3. The contract is guaranteed renewable, within the meaning of 26 U.S.C. § 7702B(b)(1)(C);

4. The contract does not provide for a cash surrender value or other money that can be paid, assigned, pledged as collateral for a loan, or borrowed except as provided in paragraph 5 of this definition;

5. All refunds of premiums and all policyholder dividends or similar amounts under the contract are to be applied as a reduction in future premiums or to increase future benefits, except that a refund in the event of death of the insured or a complete surrender or cancellation of the contract or certificate shall not exceed the aggregate premiums paid under the contract or certificate; and

6. The contract meets the consumer protection provisions set forth in 26 U.S.C. § 7702B(g).

"Qualified long-term care insurance contract" or "Federally tax qualified long-term care insurance contract" also means the portion of a life insurance contract that provides long-term care insurance coverage by a rider or as part of the contract and that satisfies the requirements of 26 U.S.C. § 7702B(b) and (e).
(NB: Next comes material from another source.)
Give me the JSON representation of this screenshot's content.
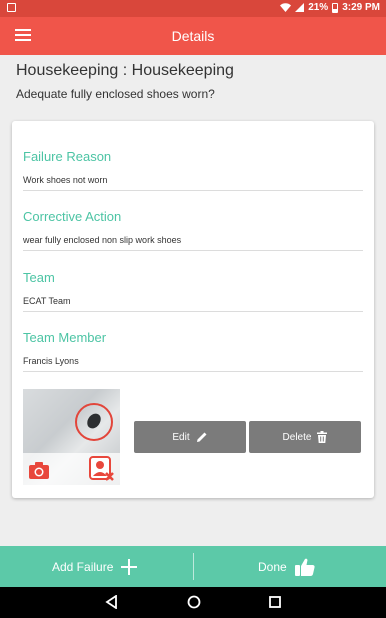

"Similar policy forms" means all of the long-term care insurance policies and certificates issued by a carrier in the same long-term care benefit classification as the policy form being considered. For purposes of determining similar policy forms, long-term care benefit classifications are defined as follows: institutional long-term care benefits only, non-institutional long-term care benefits only, or comprehensive long-term care benefits.

N.J. Admin. Code § 11:4-34.2

Amended by R.2009 d.65, effective 2/17/2009.
See: 40 N.J.R. 6377(a), 41 N.J.R. 881(b).
Added definition "Partnership Policy".